Я видела, что ее бьет нервная дрожь.
– Уж кто из треугольников состоит, так это твоя любимая Кэт! А еще эта… как ее… Терещенко. Помните, девчонки, какая она была грациозная? – Наташа захихикала.
– Ты потому так говоришь о Лиле, что тебя вместо нее на первые роли взяли, а она, между прочим, человеком была! – выпалила Кэт.
– Мы не о морали какой-то сейчас говорим, а о внешних данных и профессиональных навыках, – отчеканила Наташа. – И не забудь, прежде чем сюда попасть, я ой какой отбор прошла! А знаешь, благодаря кому Лилька сюда попала, а потом в передовики вылезла? – В темных глазах Наташи полыхнула ненависть.
– Благодаря Замуруеву, – лениво произнесла все это время как будто дремавшая Людмила.
– Вкус у Леши был чертовски испорчен… – язвительно сказала Наташа, – что неудивительно, достаточно посмотреть на его милую женушку. Помните, как она напилась на презентации летней коллекции, а потом скандал устроила, грозилась нас всех серной кислотой облить?
Наташа судорожно захохотала, Людмила вымученно улыбнулась.

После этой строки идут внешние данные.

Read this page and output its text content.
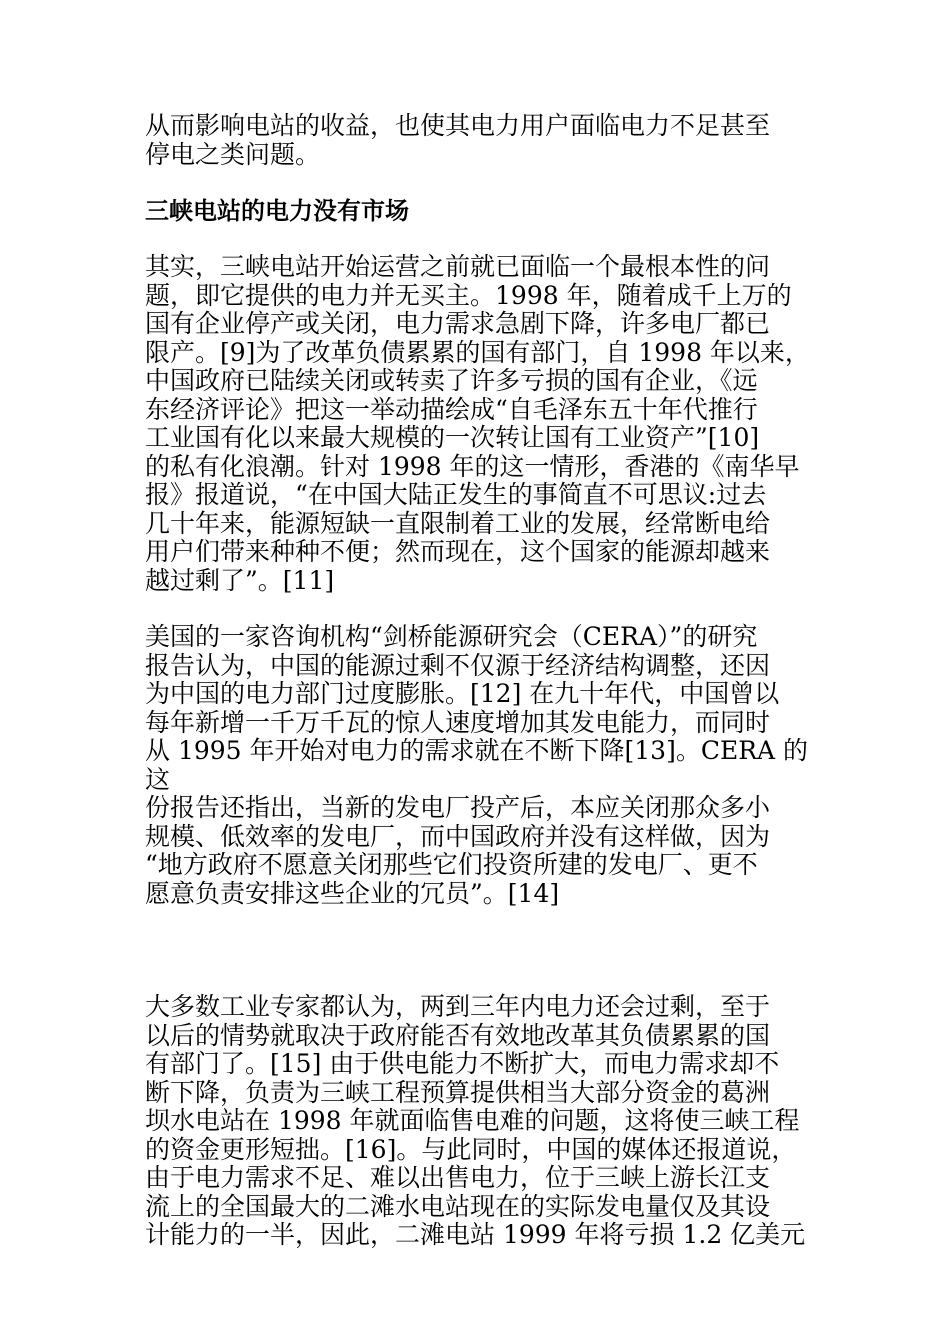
从而影响电站的收益，也使其电力用户面临电力不足甚至
停电之类问题。

三峡电站的电力没有市场

其实，三峡电站开始运营之前就已面临一个最根本性的问
题，即它提供的电力并无买主。1998 年，随着成千上万的
国有企业停产或关闭，电力需求急剧下降，许多电厂都已
限产。[9]为了改革负债累累的国有部门，自 1998 年以来，
中国政府已陆续关闭或转卖了许多亏损的国有企业，《远
东经济评论》把这一举动描绘成“自毛泽东五十年代推行
工业国有化以来最大规模的一次转让国有工业资产”[10]
的私有化浪潮。针对 1998 年的这一情形，香港的《南华早
报》报道说，“在中国大陆正发生的事简直不可思议:过去
几十年来，能源短缺一直限制着工业的发展，经常断电给
用户们带来种种不便；然而现在，这个国家的能源却越来
越过剩了”。[11]

美国的一家咨询机构“剑桥能源研究会（CERA）”的研究
报告认为，中国的能源过剩不仅源于经济结构调整，还因
为中国的电力部门过度膨胀。[12] 在九十年代，中国曾以
每年新增一千万千瓦的惊人速度增加其发电能力，而同时
从 1995 年开始对电力的需求就在不断下降[13]。CERA 的这
份报告还指出，当新的发电厂投产后，本应关闭那众多小
规模、低效率的发电厂，而中国政府并没有这样做，因为
“地方政府不愿意关闭那些它们投资所建的发电厂、更不
愿意负责安排这些企业的冗员”。[14]

大多数工业专家都认为，两到三年内电力还会过剩，至于
以后的情势就取决于政府能否有效地改革其负债累累的国
有部门了。[15] 由于供电能力不断扩大，而电力需求却不
断下降，负责为三峡工程预算提供相当大部分资金的葛洲
坝水电站在 1998 年就面临售电难的问题，这将使三峡工程
的资金更形短拙。[16]。与此同时，中国的媒体还报道说，
由于电力需求不足、难以出售电力，位于三峡上游长江支
流上的全国最大的二滩水电站现在的实际发电量仅及其设
计能力的一半，因此，二滩电站 1999 年将亏损 1.2 亿美元
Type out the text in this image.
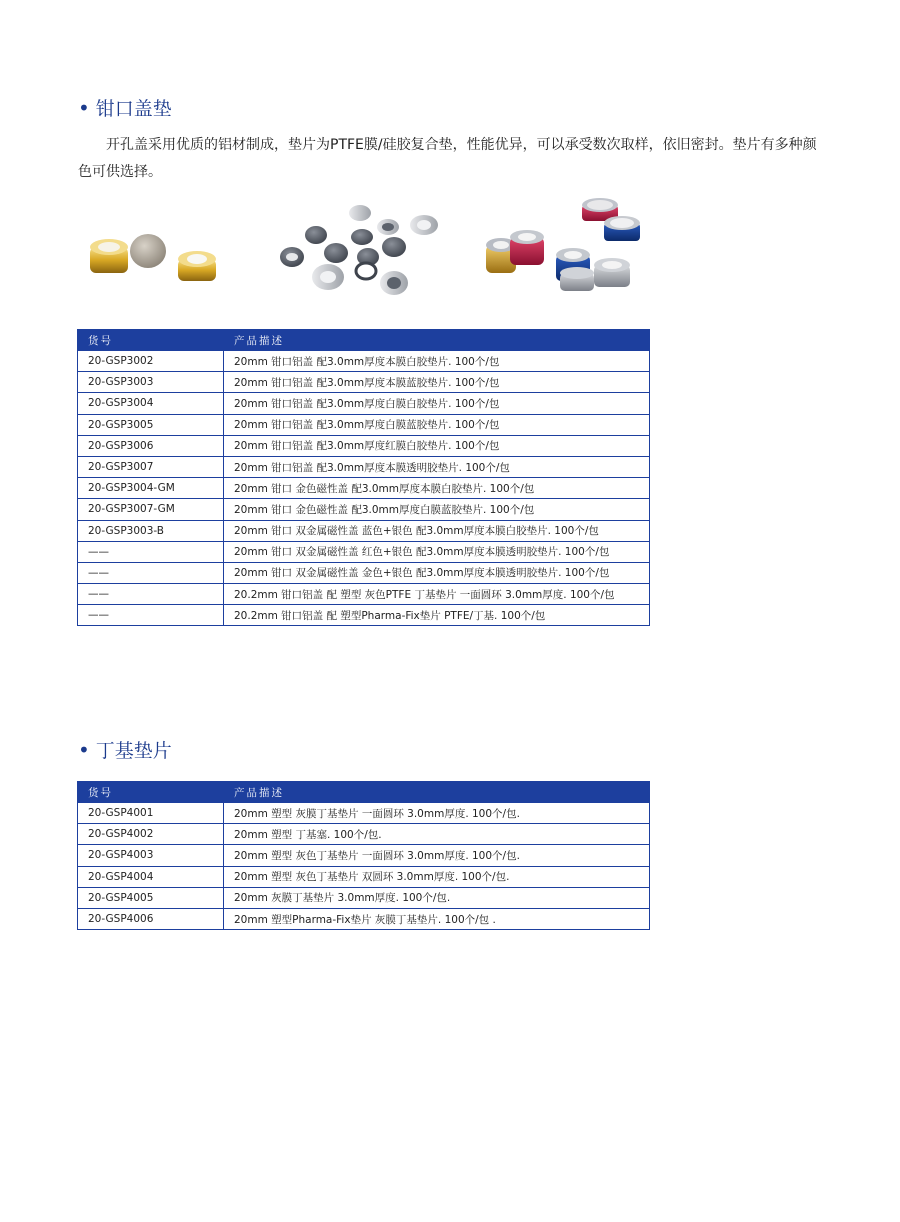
• 钳口盖垫

开孔盖采用优质的铝材制成，垫片为PTFE膜/硅胶复合垫，性能优异，可以承受数次取样，依旧密封。垫片有多种颜色可供选择。

货号	产品描述
20-GSP3002	20mm 钳口铝盖 配3.0mm厚度本膜白胶垫片. 100个/包
20-GSP3003	20mm 钳口铝盖 配3.0mm厚度本膜蓝胶垫片. 100个/包
20-GSP3004	20mm 钳口铝盖 配3.0mm厚度白膜白胶垫片. 100个/包
20-GSP3005	20mm 钳口铝盖 配3.0mm厚度白膜蓝胶垫片. 100个/包
20-GSP3006	20mm 钳口铝盖 配3.0mm厚度红膜白胶垫片. 100个/包
20-GSP3007	20mm 钳口铝盖 配3.0mm厚度本膜透明胶垫片. 100个/包
20-GSP3004-GM	20mm 钳口 金色磁性盖 配3.0mm厚度本膜白胶垫片. 100个/包
20-GSP3007-GM	20mm 钳口 金色磁性盖 配3.0mm厚度白膜蓝胶垫片. 100个/包
20-GSP3003-B	20mm 钳口 双金属磁性盖 蓝色+银色 配3.0mm厚度本膜白胶垫片. 100个/包
——	20mm 钳口 双金属磁性盖 红色+银色 配3.0mm厚度本膜透明胶垫片. 100个/包
——	20mm 钳口 双金属磁性盖 金色+银色 配3.0mm厚度本膜透明胶垫片. 100个/包
——	20.2mm 钳口铝盖 配 塑型 灰色PTFE 丁基垫片 一面圆环 3.0mm厚度. 100个/包
——	20.2mm 钳口铝盖 配 塑型Pharma-Fix垫片 PTFE/丁基. 100个/包
• 丁基垫片
货号	产品描述
20-GSP4001	20mm 塑型 灰膜丁基垫片 一面圆环 3.0mm厚度. 100个/包.
20-GSP4002	20mm 塑型 丁基塞. 100个/包.
20-GSP4003	20mm 塑型 灰色丁基垫片 一面圆环 3.0mm厚度. 100个/包.
20-GSP4004	20mm 塑型 灰色丁基垫片 双圆环 3.0mm厚度. 100个/包.
20-GSP4005	20mm 灰膜丁基垫片 3.0mm厚度. 100个/包.
20-GSP4006	20mm 塑型Pharma-Fix垫片 灰膜丁基垫片. 100个/包 .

Вначале я хотела вмешаться в разгоравшуюся ссору, чувствуя себя очень неловко – ведь это я затеяла разговор, который развел девушек по разные стороны баррикады. Но потом, естественно, в корыстных целях решила промолчать, надеясь, что из такого "обмена любезностями" смогу почерпнуть больше информации, чем из тихоструйной заунывной беседы. Обуреваемые страстями люди иногда, сами того не замечая и не желая, признаются в таком, что на десять романов хватит! Это был именно такой случай.
– Че ты глаза на меня пялишь, невинность ты наша? – враждебно обратилась к удивленной Кэт разгневанная Наташа. – Или не знала? Да всем известно было, что Лилька ваша за Лешкой бегала, сбиваясь с ног, как говорится…
– Ты сейчас об этом потому треплешься, что Лешка на тебя плевал, а вот Лильку по достоинству оценил, – вмешалась Светлана.
– Ой, не тебе судить, сама на себя посмотри, давно ли Ложкин тебя пинком под зад…
– Заткнись, корова! – неистово завизжала Светлана, у которой, по всей видимости, нервная система оставляла желать лучшего. – Думаешь, я не знаю, что ты с Гошкой…
Наташа бросилась на Свету с кулаками. Такого я не ожидала и решила вмешаться самым серьезным образом. Но и другие девушки, точно вспомнив о моем присутствии, кинулись разнимать подруг.
Лица у обеих едва не подравшихся девушек были красными, возбужденными.
– Лучше я за чаем схожу, – приглаживая волосы, сказала успокоившаяся раньше Светланы Наташа.
Она выскользнула за дверь.
– Че у вас тут за шум? – На пороге стоял вихрастый светловолосый парень. Он усиленно ковырял в ухе.
– Ничего, Серега, ничего. Киселева не пришла? – Людмила грациозно потянулась. – А то наши амазонки уже рвутся в бой.
– Нет, не пришла.
Сергей растерянно посмотрел на меня, потом на Людмилу, словно спрашивая у нее, кто это?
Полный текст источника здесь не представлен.